Runtime version mismatches
If the runtime version of an update doesn’t match the runtime version of the installed app, the update won’t be downloaded or applied. When channel surfing, this typically shows up as the app switching channels but no update being applied, even though one exists on that channel.
This usually means the update was published from a different native version of the app.
Removing or undoing updates
Another often overlooked behavior is how updates are removed or undone. If an app has already downloaded an update for a channel, deleting that update from the EAS dashboard (or with eas update:delete) does not remove it from devices that already have it. Deletion only stops future downloads.
The most reliable way to undo a bad update is to republish a known-good update to the same channel. This creates a new update at the top of the channel’s history, which clients will treat as the latest version and apply instead.
Alternatively, EAS Update provides a rollback mechanism (eas update:rollback) that can instruct clients to re-apply a previous stable update or fall back to the update embedded in the build.
Why channel surfing improves mobile iteration
Channel surfing is especially useful when you need to review changes quickly in a production environment.
For example, imagine an urgent bug fix that needs validation before being rolled out broadly. With channel surfing, the change can be isolated to a small set of designated users who can review it before it reaches production.
A product owner or QA can switch their installed production build to another update channel, verify the fix or feature, and then switch back again once they’re done.
This makes it easier to involve non-technical stakeholders in review and decision-making, while keeping the workflow smooth. A single production build becomes a flexible tool for testing, feedback, and validation.

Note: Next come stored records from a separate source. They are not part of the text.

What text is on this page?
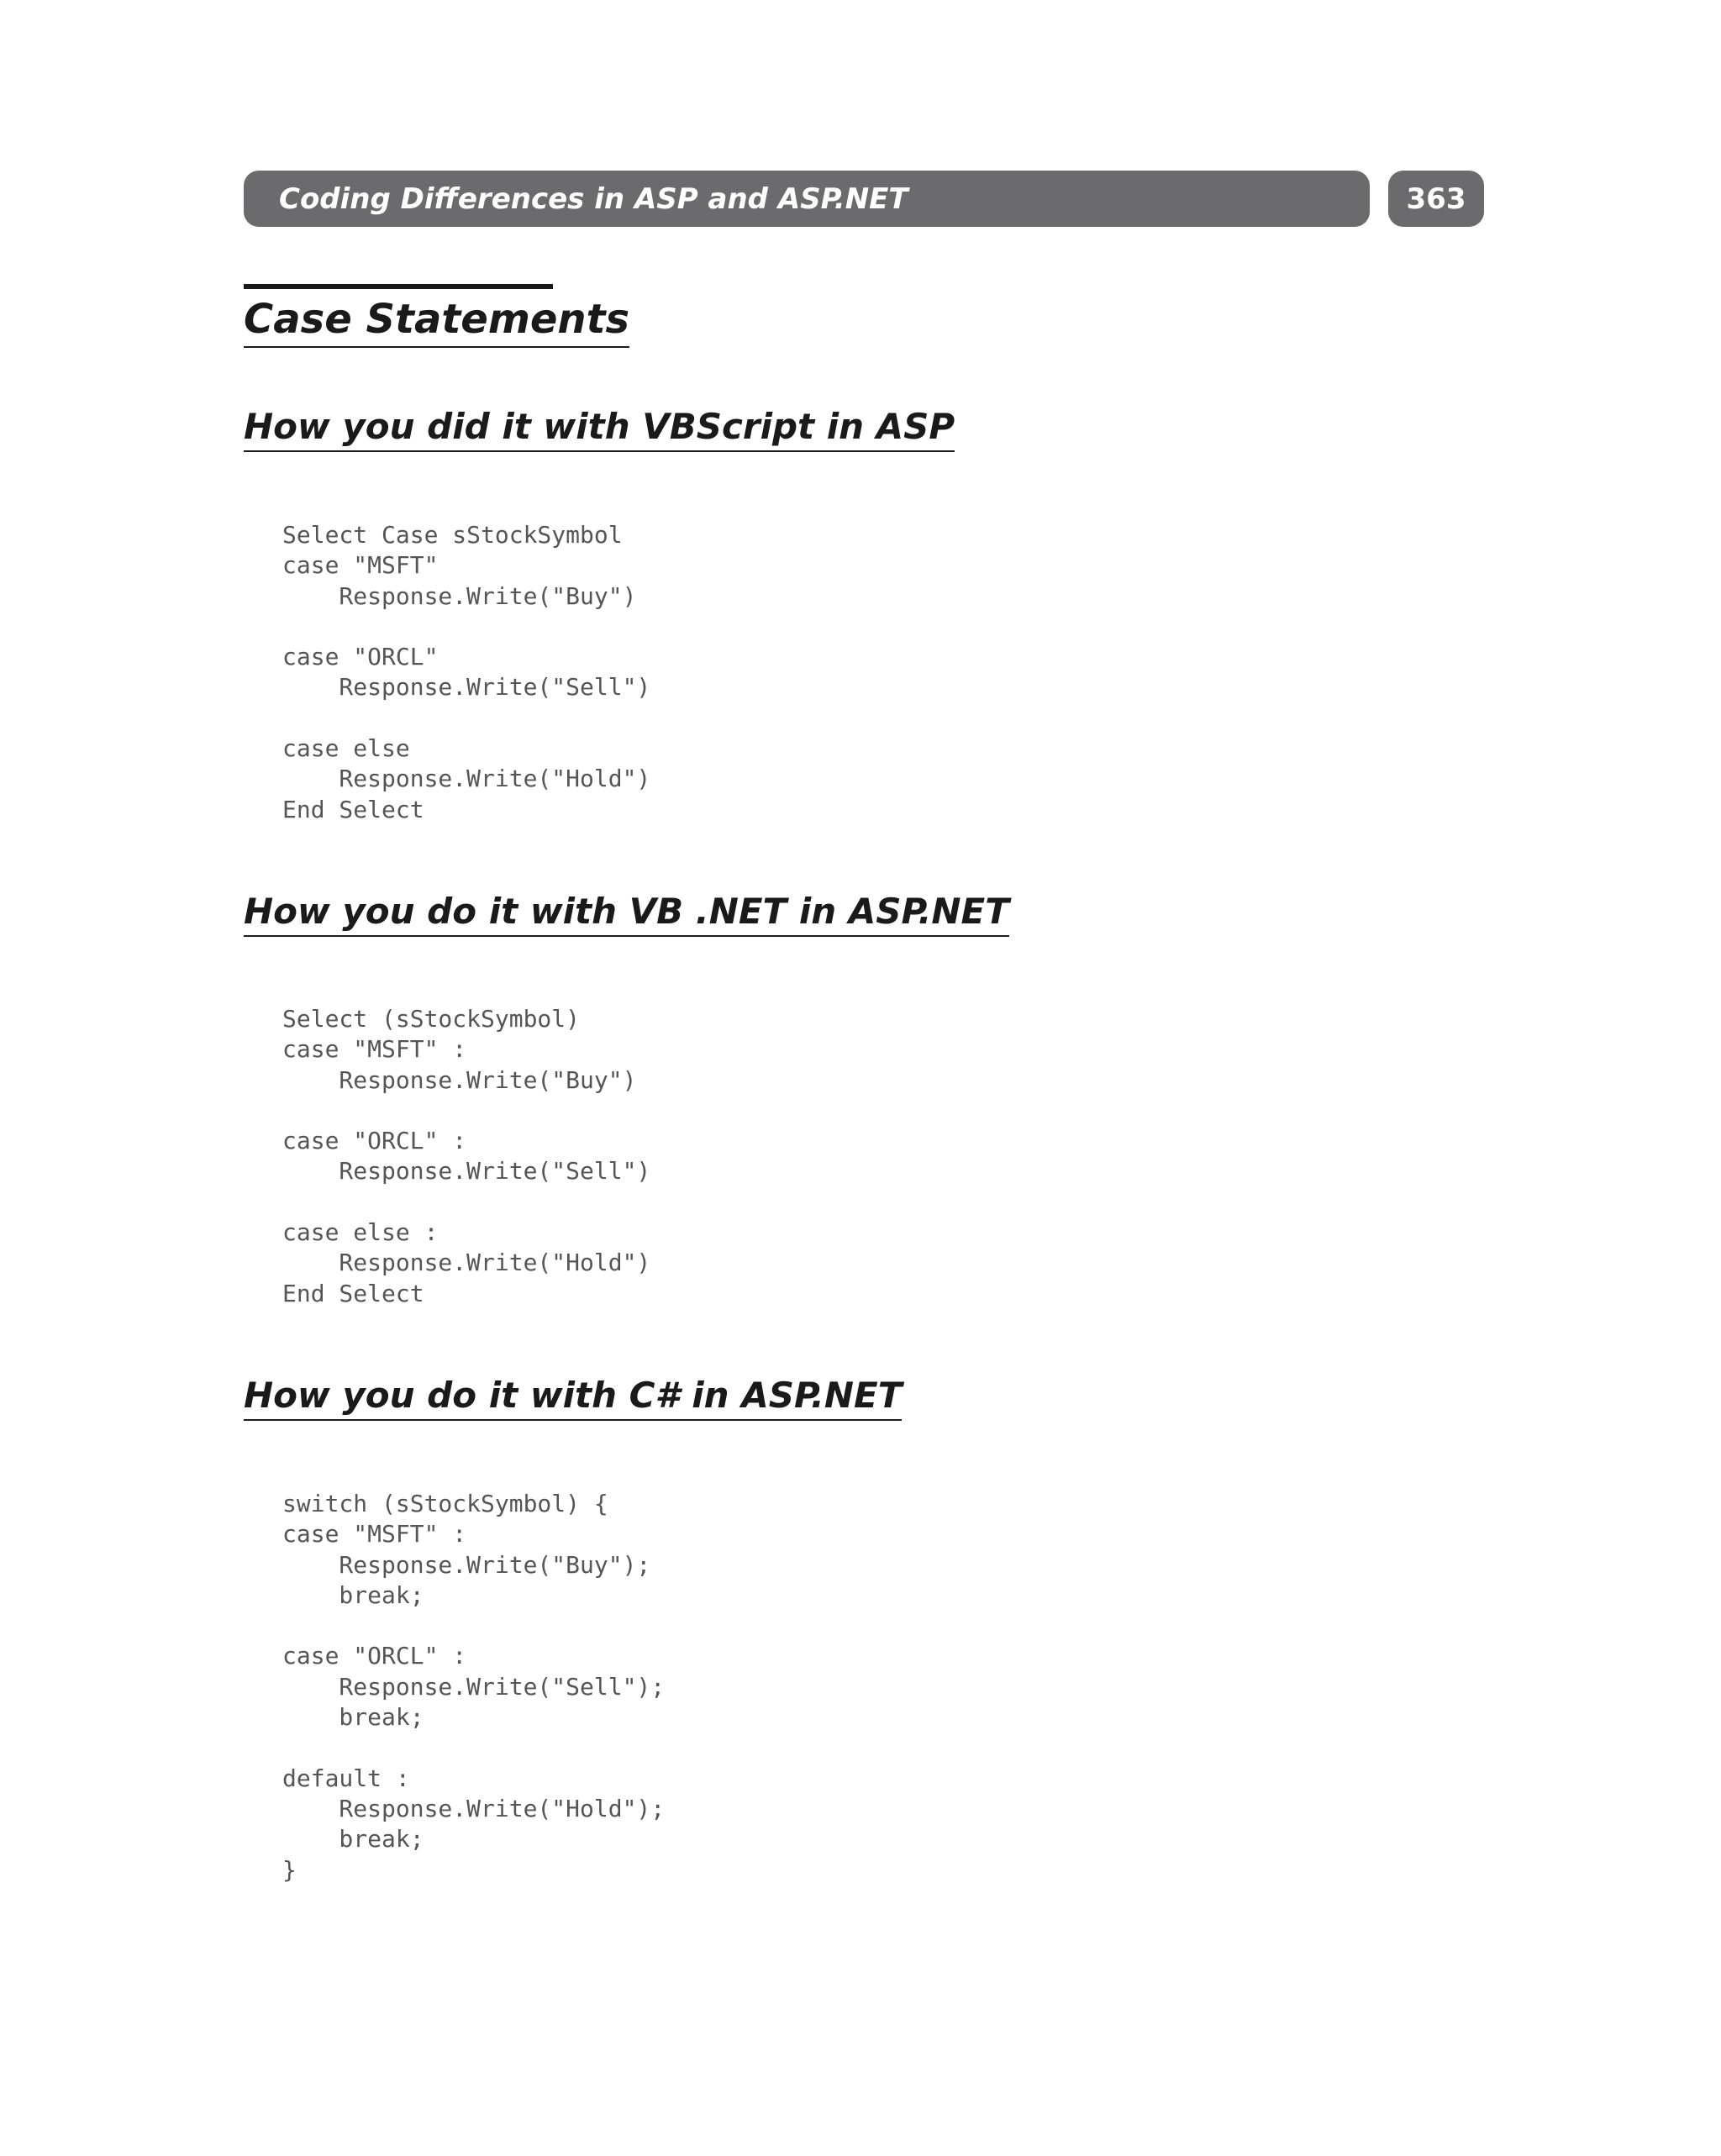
Coding Differences in ASP and ASP.NET	363
Case Statements
How you did it with VBScript in ASP
Select Case sStockSymbol
case "MSFT"
Response.Write("Buy")

case "ORCL"
Response.Write("Sell")

case else
Response.Write("Hold")
End Select
How you do it with VB .NET in ASP.NET
Select (sStockSymbol)
case "MSFT" :
Response.Write("Buy")

case "ORCL" :
Response.Write("Sell")

case else :
Response.Write("Hold")
End Select
How you do it with C# in ASP.NET
switch (sStockSymbol) {
case "MSFT" :
Response.Write("Buy");
break;

case "ORCL" :
Response.Write("Sell");
break;

default :
Response.Write("Hold");
break;
}
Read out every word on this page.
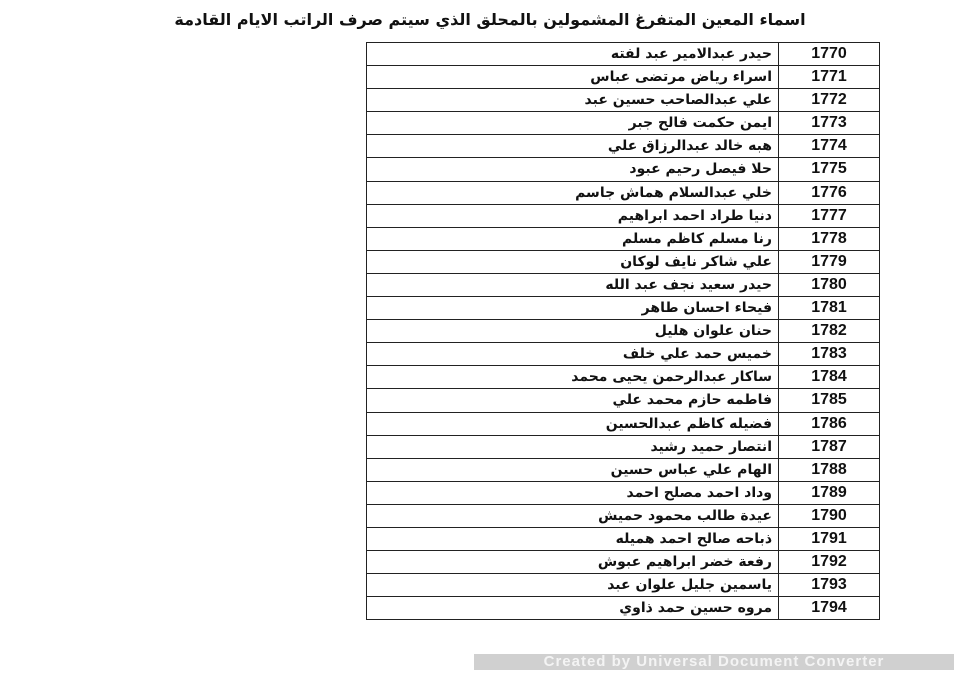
اسماء المعين المتفرغ المشمولين بالمحلق الذي سيتم صرف الراتب الايام القادمة
حيدر عبدالامير عبد لفته	1770
اسراء رياض مرتضى عباس	1771
علي عبدالصاحب حسين عبد	1772
ايمن حكمت فالح جبر	1773
هبه خالد عبدالرزاق علي	1774
حلا فيصل رحيم عبود	1775
خلي عبدالسلام هماش جاسم	1776
دنيا طراد احمد ابراهيم	1777
رنا مسلم كاظم مسلم	1778
علي شاكر نايف لوكان	1779
حيدر سعيد نجف عبد الله	1780
فيحاء احسان طاهر	1781
حنان علوان هليل	1782
خميس حمد علي خلف	1783
ساكار عبدالرحمن يحيى محمد	1784
فاطمه حازم محمد علي	1785
فضيله كاظم عبدالحسين	1786
انتصار حميد رشيد	1787
الهام علي عباس حسين	1788
وداد احمد مصلح احمد	1789
عيدة طالب محمود حميش	1790
ذباحه صالح احمد هميله	1791
رفعة خضر ابراهيم عبوش	1792
ياسمين جليل علوان عبد	1793
مروه حسين حمد ذاوي	1794
Created by Universal Document Converter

Risks and considerations when switching channels
Switching channels changes the JavaScript bundle the app runs. If your app depends on migrations or data shapes that are not compatible across channels, switching back and forth may cause issues.
For example, if a beta update applies a database migration, the production version might not understand the new schema. Developers should ensure their updates remain safe to switch between or restrict switching to one direction when needed.